Glass as an Insulator.
Insulation first saw the use of glass with the use of glass insulated telegraph lines in the eighteen fifties. Further development saw telephone lines, electric power lines, etc., adopt glass for insulation purposes. Since then silicon dixode or teflon has reached advanced stages in uses and development. Polymers, which behave like rubber and plastics in advanced stages of development, form much of the materials used to insulate electrical wiring and cables.
Nevertheless, glass continues to be the desired object or material for insulation purposes. Certain applications can do with the use of glass, yet some opt for the use of glass inspite of being prescribed. These largely differ from region to location, and a number of other economic factors. As technology sophisticates itself, glass simply does not stand by itself unrecognized as a premium insulator. Design and construction technology continues to evolve with respect to glass as insulators.

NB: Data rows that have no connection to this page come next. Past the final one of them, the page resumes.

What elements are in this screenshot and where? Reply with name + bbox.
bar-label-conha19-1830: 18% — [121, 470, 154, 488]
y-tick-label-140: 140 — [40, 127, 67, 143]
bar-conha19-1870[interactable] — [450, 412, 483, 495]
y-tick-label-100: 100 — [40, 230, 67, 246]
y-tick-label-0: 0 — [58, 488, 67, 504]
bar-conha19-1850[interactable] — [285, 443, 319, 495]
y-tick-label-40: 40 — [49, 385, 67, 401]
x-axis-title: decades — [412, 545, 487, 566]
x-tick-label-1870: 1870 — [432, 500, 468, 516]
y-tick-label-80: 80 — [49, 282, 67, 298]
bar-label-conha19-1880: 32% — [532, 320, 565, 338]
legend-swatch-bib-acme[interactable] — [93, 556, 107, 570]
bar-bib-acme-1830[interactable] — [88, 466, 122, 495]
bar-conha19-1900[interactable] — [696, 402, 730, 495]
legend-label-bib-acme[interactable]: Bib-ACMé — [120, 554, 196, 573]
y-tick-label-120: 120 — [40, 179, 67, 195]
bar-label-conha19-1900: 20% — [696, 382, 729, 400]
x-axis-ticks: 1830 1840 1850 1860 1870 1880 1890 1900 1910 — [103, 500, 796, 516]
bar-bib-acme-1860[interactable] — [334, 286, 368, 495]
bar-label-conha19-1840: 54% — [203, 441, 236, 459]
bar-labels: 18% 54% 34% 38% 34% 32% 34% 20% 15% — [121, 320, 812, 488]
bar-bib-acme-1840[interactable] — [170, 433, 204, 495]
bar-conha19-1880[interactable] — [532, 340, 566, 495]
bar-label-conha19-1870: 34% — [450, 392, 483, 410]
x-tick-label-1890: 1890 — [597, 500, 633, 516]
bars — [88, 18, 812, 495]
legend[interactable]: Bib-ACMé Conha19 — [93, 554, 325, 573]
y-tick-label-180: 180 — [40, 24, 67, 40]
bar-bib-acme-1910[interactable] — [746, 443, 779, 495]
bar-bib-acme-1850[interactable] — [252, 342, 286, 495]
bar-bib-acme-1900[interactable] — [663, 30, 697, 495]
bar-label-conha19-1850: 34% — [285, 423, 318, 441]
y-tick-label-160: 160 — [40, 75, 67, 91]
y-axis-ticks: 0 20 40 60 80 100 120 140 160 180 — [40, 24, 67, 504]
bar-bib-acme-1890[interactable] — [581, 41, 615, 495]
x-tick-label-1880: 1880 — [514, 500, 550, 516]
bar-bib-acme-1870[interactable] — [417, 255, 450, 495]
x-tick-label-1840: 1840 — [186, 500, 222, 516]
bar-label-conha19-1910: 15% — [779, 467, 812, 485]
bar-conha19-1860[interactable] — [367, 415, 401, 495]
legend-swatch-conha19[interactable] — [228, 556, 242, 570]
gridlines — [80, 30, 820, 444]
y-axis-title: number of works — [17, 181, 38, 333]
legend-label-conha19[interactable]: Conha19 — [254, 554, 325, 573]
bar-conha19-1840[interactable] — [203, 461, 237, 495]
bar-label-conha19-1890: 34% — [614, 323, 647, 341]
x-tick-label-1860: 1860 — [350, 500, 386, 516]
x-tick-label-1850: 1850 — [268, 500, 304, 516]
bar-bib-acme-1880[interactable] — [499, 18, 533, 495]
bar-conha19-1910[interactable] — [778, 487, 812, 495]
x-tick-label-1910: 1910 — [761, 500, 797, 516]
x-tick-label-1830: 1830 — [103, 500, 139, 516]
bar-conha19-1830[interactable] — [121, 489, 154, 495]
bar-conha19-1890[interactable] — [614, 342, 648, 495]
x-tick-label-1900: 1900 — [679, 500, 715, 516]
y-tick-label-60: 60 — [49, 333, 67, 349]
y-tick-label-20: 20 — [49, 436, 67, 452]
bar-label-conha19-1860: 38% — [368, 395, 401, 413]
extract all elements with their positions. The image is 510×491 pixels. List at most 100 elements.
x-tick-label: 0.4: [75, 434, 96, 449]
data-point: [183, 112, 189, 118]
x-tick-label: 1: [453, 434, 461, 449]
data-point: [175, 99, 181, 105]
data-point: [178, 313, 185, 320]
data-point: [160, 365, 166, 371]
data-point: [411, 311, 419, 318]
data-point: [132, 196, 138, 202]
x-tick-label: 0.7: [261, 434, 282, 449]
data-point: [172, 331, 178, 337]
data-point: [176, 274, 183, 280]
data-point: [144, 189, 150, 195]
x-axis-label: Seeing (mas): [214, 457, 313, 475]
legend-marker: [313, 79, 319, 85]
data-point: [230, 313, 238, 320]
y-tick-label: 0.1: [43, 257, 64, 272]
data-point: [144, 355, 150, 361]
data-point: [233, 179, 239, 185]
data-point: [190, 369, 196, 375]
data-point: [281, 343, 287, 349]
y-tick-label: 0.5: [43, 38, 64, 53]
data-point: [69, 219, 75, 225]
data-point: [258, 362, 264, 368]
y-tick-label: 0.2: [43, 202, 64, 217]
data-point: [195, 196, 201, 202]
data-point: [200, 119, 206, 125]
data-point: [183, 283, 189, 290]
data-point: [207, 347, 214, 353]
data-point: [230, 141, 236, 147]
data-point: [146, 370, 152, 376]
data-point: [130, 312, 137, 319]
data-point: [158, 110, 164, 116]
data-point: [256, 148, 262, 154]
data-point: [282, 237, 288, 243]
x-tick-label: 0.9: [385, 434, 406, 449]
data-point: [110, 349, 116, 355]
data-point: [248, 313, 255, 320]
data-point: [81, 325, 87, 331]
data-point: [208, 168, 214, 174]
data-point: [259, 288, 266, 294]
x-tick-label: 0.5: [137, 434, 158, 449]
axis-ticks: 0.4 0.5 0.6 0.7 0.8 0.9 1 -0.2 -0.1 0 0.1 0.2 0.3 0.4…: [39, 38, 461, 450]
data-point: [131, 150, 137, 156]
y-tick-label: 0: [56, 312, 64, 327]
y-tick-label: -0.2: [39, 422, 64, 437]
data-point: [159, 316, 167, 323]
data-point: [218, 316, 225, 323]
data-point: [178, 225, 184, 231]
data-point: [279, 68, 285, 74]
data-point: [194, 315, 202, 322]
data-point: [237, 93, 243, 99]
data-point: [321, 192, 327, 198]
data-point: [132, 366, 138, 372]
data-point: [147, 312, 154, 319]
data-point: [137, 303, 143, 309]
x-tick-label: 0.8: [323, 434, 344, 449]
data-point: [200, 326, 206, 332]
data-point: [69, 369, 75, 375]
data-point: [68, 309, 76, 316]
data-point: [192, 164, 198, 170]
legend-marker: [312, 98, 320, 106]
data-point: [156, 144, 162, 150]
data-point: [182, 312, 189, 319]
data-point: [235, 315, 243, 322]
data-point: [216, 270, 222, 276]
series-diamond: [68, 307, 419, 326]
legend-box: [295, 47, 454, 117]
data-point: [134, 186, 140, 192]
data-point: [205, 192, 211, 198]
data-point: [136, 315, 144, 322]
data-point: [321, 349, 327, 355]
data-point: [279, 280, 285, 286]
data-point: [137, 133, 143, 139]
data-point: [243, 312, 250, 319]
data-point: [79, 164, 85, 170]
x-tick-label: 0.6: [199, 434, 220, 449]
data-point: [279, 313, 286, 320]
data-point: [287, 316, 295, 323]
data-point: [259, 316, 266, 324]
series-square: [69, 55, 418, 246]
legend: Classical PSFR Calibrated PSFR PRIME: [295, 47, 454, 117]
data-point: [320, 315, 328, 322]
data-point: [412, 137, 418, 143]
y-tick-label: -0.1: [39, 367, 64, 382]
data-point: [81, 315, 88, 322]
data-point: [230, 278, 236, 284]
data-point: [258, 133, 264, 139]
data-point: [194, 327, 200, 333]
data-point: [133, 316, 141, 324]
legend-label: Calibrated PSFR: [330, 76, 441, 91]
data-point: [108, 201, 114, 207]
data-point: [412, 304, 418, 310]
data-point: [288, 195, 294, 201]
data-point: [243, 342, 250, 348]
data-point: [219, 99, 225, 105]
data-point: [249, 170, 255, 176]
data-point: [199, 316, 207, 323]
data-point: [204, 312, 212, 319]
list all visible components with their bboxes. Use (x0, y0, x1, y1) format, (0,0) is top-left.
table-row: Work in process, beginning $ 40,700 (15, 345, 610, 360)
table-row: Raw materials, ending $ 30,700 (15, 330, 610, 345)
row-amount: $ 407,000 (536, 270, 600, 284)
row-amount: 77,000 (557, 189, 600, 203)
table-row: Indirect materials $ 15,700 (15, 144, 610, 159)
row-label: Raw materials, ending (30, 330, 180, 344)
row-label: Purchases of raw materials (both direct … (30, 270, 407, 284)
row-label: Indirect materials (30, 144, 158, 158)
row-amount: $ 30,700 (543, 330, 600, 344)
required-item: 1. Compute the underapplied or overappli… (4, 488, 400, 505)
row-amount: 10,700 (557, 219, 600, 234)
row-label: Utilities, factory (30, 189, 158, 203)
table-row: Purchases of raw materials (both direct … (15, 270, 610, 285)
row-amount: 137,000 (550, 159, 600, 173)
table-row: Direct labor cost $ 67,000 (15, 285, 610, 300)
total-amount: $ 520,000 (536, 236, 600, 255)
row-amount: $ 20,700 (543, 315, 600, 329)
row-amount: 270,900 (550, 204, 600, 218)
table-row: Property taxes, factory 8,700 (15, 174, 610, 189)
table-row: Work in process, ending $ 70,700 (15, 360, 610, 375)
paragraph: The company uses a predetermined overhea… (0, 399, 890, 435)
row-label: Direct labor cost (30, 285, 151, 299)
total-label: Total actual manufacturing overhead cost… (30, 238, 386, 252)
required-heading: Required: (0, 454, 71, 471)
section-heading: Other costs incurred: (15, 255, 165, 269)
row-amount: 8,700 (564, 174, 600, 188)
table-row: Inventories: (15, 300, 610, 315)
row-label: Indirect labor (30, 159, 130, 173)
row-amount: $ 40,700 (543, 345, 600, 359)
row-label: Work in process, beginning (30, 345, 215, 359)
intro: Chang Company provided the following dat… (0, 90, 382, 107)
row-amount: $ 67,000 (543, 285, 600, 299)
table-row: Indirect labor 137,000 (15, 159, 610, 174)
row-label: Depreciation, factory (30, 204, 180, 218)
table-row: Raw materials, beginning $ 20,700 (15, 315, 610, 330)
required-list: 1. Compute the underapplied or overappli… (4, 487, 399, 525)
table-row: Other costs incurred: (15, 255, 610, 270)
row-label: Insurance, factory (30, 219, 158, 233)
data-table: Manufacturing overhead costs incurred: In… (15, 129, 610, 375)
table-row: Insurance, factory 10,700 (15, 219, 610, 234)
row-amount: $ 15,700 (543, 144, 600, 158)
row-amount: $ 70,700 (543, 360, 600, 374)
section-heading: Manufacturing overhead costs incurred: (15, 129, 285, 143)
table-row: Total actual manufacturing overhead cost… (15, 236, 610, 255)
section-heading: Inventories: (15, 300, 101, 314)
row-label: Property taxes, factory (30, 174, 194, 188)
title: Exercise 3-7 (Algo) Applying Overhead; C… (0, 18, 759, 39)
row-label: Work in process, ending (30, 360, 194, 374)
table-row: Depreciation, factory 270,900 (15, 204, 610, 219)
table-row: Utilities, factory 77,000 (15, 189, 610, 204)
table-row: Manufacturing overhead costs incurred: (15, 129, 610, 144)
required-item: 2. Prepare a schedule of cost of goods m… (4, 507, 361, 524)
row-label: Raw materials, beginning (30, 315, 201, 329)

Lightning rod insulators in the 1840s were in use to insulate lightning rods and cables. The year 1844 saw the installation of the first Morse telegraph line in between Baltimore and Washington. DC batteries with battery rest insulators were used for the functioning of this telegraph line. In the history of the evolution of insulators, the threadless insulator found a special place of mention much after the much talked about telegraph line. The design and construction of this pin type insulators consisted of a tie wire on a wood pin inside a groove of an inverted cup shape. These were also known as threadless insulators owing to the pinhole being considered plain and smooth.